Surely the families which the Social Mobility Commission says are “running harder and harder but standing still" are the very same families Theresa May was referring to on the steps of Downing Street after becoming Prime Minister.

She said: “If you’re one of those families, if you’re just managing, I want to address you directly. I know you’re working around the clock, I know you’re doing your best, and I know that sometimes life can be a struggle. The government I lead will be driven not by the interests of the privileged few, but by yours.”

Well this suggested cut in APD is a very odd way of showing that the Government is on the side of those struggling families. UK residents already spend £14bn more on foreign holidays than is spent on tourism in the UK and our government should be supporting businesses in this country not businesses in France, Germany or Spain.

Sterling has fallen by more than 15 per cent against the euro and dollar since the referendum vote in June which should in theory make the UK a more attractive destination for foreign tourists. Yet research this week suggested that hotel bookings in London have fallen dramatically to their lowest level since 2008, at the start of the financial crisis.

There is a better and more equitable solution to the anomaly of tax subsidies awarded to well-off families who can afford to take their children abroad compared to hard-up families who cannot – a reduction in VAT on domestic tourism.

The UK charges 20 per cent VAT for visitor accommodation, compared with 7 per cent in Germany, 9 per cent in Ireland, and 10 per cent in France, Spain and Italy. Indeed across Europe, 31 countries have a reduced rate of VAT on tourism and as a result a British family wanting to take a domestic break has to pay substantially more in VAT for the privilege.

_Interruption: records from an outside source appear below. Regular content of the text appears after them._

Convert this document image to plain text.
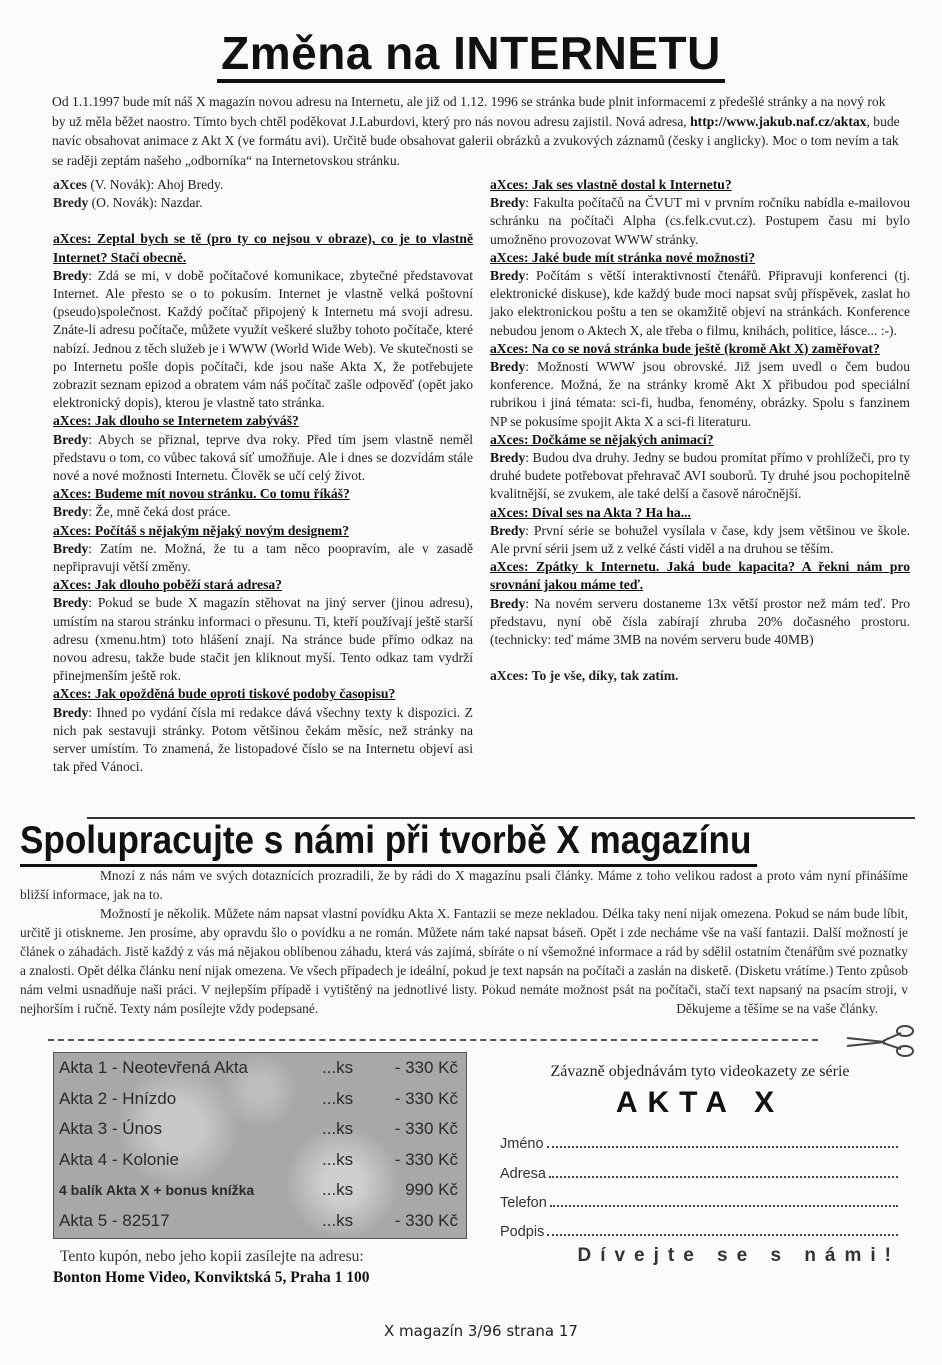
Změna na INTERNETU
Od 1.1.1997 bude mít náš X magazín novou adresu na Internetu, ale již od 1.12. 1996 se stránka bude plnit informacemi z předešlé stránky a na nový rok by už měla běžet naostro. Tímto bych chtěl poděkovat J.Laburdovi, který pro nás novou adresu zajistil. Nová adresa, http://www.jakub.naf.cz/aktax, bude navíc obsahovat animace z Akt X (ve formátu avi). Určitě bude obsahovat galerii obrázků a zvukových záznamů (česky i anglicky). Moc o tom nevím a tak se raději zeptám našeho „odborníka“ na Internetovskou stránku.
aXces (V. Novák): Ahoj Bredy.
Bredy (O. Novák): Nazdar.
aXces: Zeptal bych se tě (pro ty co nejsou v obraze), co je to vlastně Internet? Stačí obecně.
Bredy: Zdá se mi, v době počítačové komunikace, zbytečné představovat Internet. Ale přesto se o to pokusím. Internet je vlastně velká poštovní (pseudo)společnost. Každý počítač připojený k Internetu má svoji adresu. Znáte-li adresu počítače, můžete využít veškeré služby tohoto počítače, které nabízí. Jednou z těch služeb je i WWW (World Wide Web). Ve skutečnosti se po Internetu pošle dopis počítači, kde jsou naše Akta X, že potřebujete zobrazit seznam epizod a obratem vám náš počítač zašle odpověď (opět jako elektronický dopis), kterou je vlastně tato stránka.
aXces: Jak dlouho se Internetem zabýváš?
Bredy: Abych se přiznal, teprve dva roky. Před tím jsem vlastně neměl představu o tom, co vůbec taková síť umožňuje. Ale i dnes se dozvídám stále nové a nové možnosti Internetu. Člověk se učí celý život.
aXces: Budeme mít novou stránku. Co tomu říkáš?
Bredy: Že, mně čeká dost práce.
aXces: Počítáš s nějakým nějaký novým designem?
Bredy: Zatím ne. Možná, že tu a tam něco poopravím, ale v zasadě nepřipravuji větší změny.
aXces: Jak dlouho poběží stará adresa?
Bredy: Pokud se bude X magazín stěhovat na jiný server (jinou adresu), umístím na starou stránku informaci o přesunu. Ti, kteří používají ještě starší adresu (xmenu.htm) toto hlášení znají. Na stránce bude přímo odkaz na novou adresu, takže bude stačit jen kliknout myší. Tento odkaz tam vydrží přinejmenším ještě rok.
aXces: Jak opožděná bude oproti tiskové podoby časopisu?
Bredy: Ihned po vydání čísla mi redakce dává všechny texty k dispozici. Z nich pak sestavuji stránky. Potom většinou čekám měsíc, než stránky na server umístím. To znamená, že listopadové číslo se na Internetu objeví asi tak před Vánoci.
aXces: Jak ses vlastně dostal k Internetu?
Bredy: Fakulta počítačů na ČVUT mi v prvním ročníku nabídla e-mailovou schránku na počítači Alpha (cs.felk.cvut.cz). Postupem času mi bylo umožněno provozovat WWW stránky.
aXces: Jaké bude mít stránka nové možnosti?
Bredy: Počítám s větší interaktivností čtenářů. Připravuji konferenci (tj. elektronické diskuse), kde každý bude moci napsat svůj příspěvek, zaslat ho jako elektronickou poštu a ten se okamžitě objeví na stránkách. Konference nebudou jenom o Aktech X, ale třeba o filmu, knihách, politice, lásce... :-).
aXces: Na co se nová stránka bude ještě (kromě Akt X) zaměřovat?
Bredy: Možnosti WWW jsou obrovské. Již jsem uvedl o čem budou konference. Možná, že na stránky kromě Akt X přibudou pod speciální rubrikou i jiná témata: sci-fi, hudba, fenomény, obrázky. Spolu s fanzinem NP se pokusíme spojit Akta X a sci-fi literaturu.
aXces: Dočkáme se nějakých animací?
Bredy: Budou dva druhy. Jedny se budou promítat přímo v prohlížeči, pro ty druhé budete potřebovat přehravač AVI souborů. Ty druhé jsou pochopitelně kvalitnější, se zvukem, ale také delší a časově náročnější.
aXces: Díval ses na Akta ? Ha ha...
Bredy: První série se bohužel vysílala v čase, kdy jsem většinou ve škole. Ale první sérii jsem už z velké části viděl a na druhou se těším.
aXces: Zpátky k Internetu. Jaká bude kapacita? A řekni nám pro srovnání jakou máme teď.
Bredy: Na novém serveru dostaneme 13x větší prostor než mám teď. Pro představu, nyní obě čísla zabírají zhruba 20% dočasného prostoru. (technicky: teď máme 3MB na novém serveru bude 40MB)
aXces: To je vše, díky, tak zatím.
Spolupracujte s námi při tvorbě X magazínu
Mnozí z nás nám ve svých dotaznících prozradili, že by rádi do X magazínu psali články. Máme z toho velikou radost a proto vám nyní přinášíme bližší informace, jak na to.
Možností je několik. Můžete nám napsat vlastní povídku Akta X. Fantazii se meze nekladou. Délka taky není nijak omezena. Pokud se nám bude líbit, určitě ji otiskneme. Jen prosíme, aby opravdu šlo o povídku a ne román. Můžete nám také napsat báseň. Opět i zde necháme vše na vaší fantazii. Další možností je článek o záhadách. Jistě každý z vás má nějakou oblíbenou záhadu, která vás zajímá, sbíráte o ní všemožné informace a rád by sdělil ostatním čtenářům své poznatky a znalosti. Opět délka článku není nijak omezena. Ve všech případech je ideální, pokud je text napsán na počítači a zaslán na disketě. (Disketu vrátíme.) Tento způsob nám velmi usnadňuje naši práci. V nejlepším případě i vytištěný na jednotlivé listy. Pokud nemáte možnost psát na počítači, stačí text napsaný na psacím stroji, v nejhorším i ručně. Texty nám posílejte vždy podepsané.	Děkujeme a těšíme se na vaše články.
Akta 1 - Neotevřená Akta	...ks - 330 Kč
Akta 2 - Hnízdo	...ks - 330 Kč
Akta 3 - Únos	...ks - 330 Kč
Akta 4 - Kolonie	...ks - 330 Kč
4 balík Akta X + bonus knížka	...ks	990 Kč
Akta 5 - 82517	...ks - 330 Kč
Závazně objednávám tyto videokazety ze série
AKTA X
Jméno
Adresa
Telefon
Podpis
Dívejte se s námi!
Tento kupón, nebo jeho kopii zasílejte na adresu:
Bonton Home Video, Konviktská 5, Praha 1 100
X magazín 3/96 strana 17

Then there is the broader economic argument of how effective abolishing APD would be compared to cutting VAT on domestic tourism to 5 per cent which is what the Cut Tourism VAT campaign that I chair is calling for. The Campaign to Cut Tourism VAT enjoys significant cross-party political support: 169 MPs support the Campaign and two select committees have called on the Government to reduce Tourism VAT. A reduction could be brought into effect immediately, as there is no need for legislation at the national or EU level.

A recent PwC analysis for the British Hospitality Association reported independent research that shows that if the rate of VAT on UK tourism was reduced to 5 per cent, domestic tourism could increase up to 10 per cent which translates into £8bn less being spent by UK residents on foreign holidays.

Contrast that with abolition of APD, which the analysis suggested would result in a 10 per cent increase in UK residents’ trips overseas translating to £3bn more in UK residents spending abroad. Abolition might lead to a foreign exchange inflow of around £2.5bn.

But let’s return to those hard working families which the Government wants to listen to and support. Take your traditional family of four, with two children under the age of 10, enjoying two very similar one week breaks – one week in south west France and the other on the south coast of Britain.

If each spends £1,000 it is the family on holiday in France which gets the much better deal, paying only £100 in VAT while the family on a British break has to pay double, £200, for the same spend. How is that fair?